How we decided to fight this
Obviously, the bottleneck in this process is the internal speed of storage. In the morning it seemed that we had just a great drive, and by evening we had to turn off the production to reduce the load on the store, in the hope that this time it would be possible to remove the forgotten snapshot that managed to grow to hundreds of gigabytes a month ago (and VM performance dropped to a critical point).
In the beginning, the frontal attack option was tested - a parameter was introduced that directly limits the number of operations with storage systems. But this method had too many drawbacks inherent in static systems. And sometimes it came to a shot in the leg - young pioneers who like to store backups on the same storage system where the VMs are located can identify all possible ways to make backup even slower, and bring the host to panic.
Therefore, in the new version, it was decided to completely abandon such a model and switch to the dynamic processing of current I / O latency indicators. At the global application settings level, it looks like this:
Moreover, it should be noted that in addition to global settings, you can set your own parameters for each specific data storage or volume, in case of working with Hyper-V. But this is a matter of licensing.
So consider the same proposed bunch of parameters.
“ Stop assigning new tasks to datastore at:“If during backup we see that the latency (IOPS latency) has exceeded the acceptable threshold, the VBR server will not create new file transfer streams until the storage performance returns to the acceptable level. Or simply put, we will not try to squeeze out all the juices from the storage if it is heavily loaded.
“ Throttle I / O of existing tasks at:”- is applied if the backup task is already running, and there will be a delay in accessing the disk caused by external load. For example, if during backup, an SQL server is launched on one of the machines, creating an additional load on the same storage system, then the VBR server will artificially reduce its own disk access rate so as not to interfere with the production system. When the performance returns to its previous level, the VBR server will also automatically increase the data transfer rate. This paragraph supplements the previous one. If, as a first measure, we simply stop creating an additional load while working at a certain steady level, then the second measure is to reduce the intensity of ongoing operations to please production systems.

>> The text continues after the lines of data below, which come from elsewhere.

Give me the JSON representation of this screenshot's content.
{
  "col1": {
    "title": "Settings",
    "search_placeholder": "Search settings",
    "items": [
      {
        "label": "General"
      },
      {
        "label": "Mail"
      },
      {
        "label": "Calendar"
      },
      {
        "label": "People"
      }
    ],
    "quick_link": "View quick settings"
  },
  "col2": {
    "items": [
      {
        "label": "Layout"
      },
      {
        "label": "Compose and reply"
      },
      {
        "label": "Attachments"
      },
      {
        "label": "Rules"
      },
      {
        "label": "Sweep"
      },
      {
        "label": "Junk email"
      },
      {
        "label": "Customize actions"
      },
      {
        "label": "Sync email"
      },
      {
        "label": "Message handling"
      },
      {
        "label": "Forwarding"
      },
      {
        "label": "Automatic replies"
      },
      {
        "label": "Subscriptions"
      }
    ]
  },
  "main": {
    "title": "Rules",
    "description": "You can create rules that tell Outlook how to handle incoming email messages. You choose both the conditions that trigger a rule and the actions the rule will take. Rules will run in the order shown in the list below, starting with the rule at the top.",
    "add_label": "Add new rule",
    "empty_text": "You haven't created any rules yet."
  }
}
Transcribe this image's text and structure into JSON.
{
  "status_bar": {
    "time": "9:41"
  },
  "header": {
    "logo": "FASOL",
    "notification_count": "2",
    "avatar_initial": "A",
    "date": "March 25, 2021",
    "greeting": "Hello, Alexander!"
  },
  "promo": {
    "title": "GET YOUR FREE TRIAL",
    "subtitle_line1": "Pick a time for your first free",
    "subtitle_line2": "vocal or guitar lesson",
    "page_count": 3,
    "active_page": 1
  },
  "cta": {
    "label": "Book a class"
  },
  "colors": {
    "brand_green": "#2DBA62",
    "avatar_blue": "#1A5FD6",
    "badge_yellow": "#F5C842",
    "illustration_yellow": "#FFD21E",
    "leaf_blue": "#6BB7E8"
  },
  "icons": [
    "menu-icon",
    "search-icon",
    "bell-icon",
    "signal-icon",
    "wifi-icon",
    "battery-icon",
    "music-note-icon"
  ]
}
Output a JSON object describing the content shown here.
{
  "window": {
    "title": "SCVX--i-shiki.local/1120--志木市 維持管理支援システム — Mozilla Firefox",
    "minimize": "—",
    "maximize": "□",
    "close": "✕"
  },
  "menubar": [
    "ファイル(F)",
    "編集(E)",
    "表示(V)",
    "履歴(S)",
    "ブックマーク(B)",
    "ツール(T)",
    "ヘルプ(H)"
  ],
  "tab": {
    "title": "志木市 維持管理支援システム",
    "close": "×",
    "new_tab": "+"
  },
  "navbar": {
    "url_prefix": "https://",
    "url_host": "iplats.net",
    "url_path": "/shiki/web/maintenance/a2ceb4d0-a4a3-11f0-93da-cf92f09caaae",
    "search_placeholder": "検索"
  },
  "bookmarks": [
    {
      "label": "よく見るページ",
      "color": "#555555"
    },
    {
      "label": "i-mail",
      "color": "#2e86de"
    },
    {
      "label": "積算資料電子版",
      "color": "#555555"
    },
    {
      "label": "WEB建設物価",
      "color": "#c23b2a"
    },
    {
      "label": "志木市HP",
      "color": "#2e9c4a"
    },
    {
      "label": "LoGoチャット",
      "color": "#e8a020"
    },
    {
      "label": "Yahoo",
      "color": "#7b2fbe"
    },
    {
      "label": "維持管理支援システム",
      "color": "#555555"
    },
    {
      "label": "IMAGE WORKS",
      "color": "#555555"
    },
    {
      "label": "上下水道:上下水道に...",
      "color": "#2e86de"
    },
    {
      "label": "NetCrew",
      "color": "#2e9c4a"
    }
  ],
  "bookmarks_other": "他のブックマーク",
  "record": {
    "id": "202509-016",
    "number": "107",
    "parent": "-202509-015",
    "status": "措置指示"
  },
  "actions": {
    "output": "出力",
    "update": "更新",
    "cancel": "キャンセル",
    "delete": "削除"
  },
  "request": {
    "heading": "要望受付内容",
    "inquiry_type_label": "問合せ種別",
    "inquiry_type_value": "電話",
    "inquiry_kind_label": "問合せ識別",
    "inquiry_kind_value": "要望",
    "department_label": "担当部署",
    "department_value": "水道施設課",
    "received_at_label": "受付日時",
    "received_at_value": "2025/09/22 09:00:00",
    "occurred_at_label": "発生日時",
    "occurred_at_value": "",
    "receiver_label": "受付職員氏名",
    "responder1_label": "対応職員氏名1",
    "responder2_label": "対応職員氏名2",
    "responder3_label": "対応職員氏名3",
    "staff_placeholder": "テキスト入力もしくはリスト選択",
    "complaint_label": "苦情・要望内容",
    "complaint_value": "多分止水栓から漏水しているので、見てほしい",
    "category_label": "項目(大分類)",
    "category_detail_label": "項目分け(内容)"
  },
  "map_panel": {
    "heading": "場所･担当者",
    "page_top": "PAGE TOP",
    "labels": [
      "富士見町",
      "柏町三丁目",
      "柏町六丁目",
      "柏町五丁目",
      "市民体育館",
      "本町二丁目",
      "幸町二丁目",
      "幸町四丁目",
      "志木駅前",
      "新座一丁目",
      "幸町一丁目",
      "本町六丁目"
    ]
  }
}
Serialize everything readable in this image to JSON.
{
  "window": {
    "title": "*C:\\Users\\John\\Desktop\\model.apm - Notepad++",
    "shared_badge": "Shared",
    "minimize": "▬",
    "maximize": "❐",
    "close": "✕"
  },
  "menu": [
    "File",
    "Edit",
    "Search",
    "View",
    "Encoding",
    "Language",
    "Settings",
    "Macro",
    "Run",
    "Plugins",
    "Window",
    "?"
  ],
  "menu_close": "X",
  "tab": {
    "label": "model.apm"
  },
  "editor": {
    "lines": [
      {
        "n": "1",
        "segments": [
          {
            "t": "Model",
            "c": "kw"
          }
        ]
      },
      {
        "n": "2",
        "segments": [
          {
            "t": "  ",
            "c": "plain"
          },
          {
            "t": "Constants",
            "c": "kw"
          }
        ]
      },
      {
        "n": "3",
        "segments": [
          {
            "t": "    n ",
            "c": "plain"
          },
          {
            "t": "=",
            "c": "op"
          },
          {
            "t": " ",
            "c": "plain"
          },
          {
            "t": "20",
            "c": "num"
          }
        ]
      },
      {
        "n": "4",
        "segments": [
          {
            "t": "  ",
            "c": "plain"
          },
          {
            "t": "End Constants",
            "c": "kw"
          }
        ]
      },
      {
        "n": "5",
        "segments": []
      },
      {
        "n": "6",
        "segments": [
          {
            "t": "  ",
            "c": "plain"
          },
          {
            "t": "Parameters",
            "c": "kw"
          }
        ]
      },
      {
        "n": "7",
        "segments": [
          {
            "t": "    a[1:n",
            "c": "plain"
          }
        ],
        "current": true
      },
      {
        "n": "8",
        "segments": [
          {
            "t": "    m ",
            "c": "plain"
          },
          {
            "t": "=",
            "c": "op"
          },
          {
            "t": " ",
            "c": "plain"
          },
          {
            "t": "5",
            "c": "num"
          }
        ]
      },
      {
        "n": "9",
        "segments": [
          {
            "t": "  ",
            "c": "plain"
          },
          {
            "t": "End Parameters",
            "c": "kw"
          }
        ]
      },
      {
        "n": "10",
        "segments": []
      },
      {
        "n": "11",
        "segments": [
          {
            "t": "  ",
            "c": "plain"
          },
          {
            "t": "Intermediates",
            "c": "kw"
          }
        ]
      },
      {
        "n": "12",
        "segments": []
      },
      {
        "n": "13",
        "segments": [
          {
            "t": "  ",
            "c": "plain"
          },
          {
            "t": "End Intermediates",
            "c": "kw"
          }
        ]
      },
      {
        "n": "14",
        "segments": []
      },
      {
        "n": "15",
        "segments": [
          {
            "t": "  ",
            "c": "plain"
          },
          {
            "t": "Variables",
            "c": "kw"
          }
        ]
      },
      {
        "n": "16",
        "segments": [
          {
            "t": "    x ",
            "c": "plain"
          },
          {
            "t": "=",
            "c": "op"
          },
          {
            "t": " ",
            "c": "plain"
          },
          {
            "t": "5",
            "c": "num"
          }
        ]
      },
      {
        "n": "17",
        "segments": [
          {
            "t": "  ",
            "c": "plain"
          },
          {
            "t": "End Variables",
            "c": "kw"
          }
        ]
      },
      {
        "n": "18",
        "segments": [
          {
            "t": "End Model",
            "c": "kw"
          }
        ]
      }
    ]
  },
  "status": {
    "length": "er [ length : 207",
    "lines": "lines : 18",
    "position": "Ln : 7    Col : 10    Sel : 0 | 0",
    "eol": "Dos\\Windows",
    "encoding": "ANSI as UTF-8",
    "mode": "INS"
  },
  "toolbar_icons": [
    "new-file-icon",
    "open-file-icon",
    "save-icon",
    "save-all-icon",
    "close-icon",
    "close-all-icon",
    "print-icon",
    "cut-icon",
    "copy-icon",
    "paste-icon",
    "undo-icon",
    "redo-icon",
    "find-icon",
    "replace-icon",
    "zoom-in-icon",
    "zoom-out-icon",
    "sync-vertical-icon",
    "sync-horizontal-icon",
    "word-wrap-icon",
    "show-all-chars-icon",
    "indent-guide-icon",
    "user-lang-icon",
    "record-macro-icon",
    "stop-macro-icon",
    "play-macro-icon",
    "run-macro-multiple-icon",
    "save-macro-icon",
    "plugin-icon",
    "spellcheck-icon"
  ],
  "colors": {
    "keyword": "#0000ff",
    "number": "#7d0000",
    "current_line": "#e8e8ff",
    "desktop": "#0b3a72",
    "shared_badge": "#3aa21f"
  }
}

An example of how these parameters work out is clearly visible in this screenshot:
At the very beginning of the graph, the storage is in a “rest” state, i.e. normal working procedures occur. At 18:55, a backup task was included, which caused the expected increase in delays in read / write operations with pronounced peaks reaching 80 ms. Around 19:42, the control mechanism was activated (Enable mark), and, as we can see, the average value of the delays in read operations (green graph) is kept at 20 ms and grows only when the control mechanism is turned off (Disable mark).
I note that the default thresholds of 20 and 30 ms were not taken from the ceiling, but as a result of the evaluation of monitoring data from many of our customers, who kindly agreed to provide them. Thus, these values are perfect for most virtual environments.
Conclusion
Perhaps this is where I will finish the description of this function. I tried to make it as accessible as possible, but if there are still questions, I will be glad to continue in the comments or through the PM.
Feel free to ask questions about our other products or their individual functions. I will try to answer everyone, and if it does not work out briefly, I will make a separate article.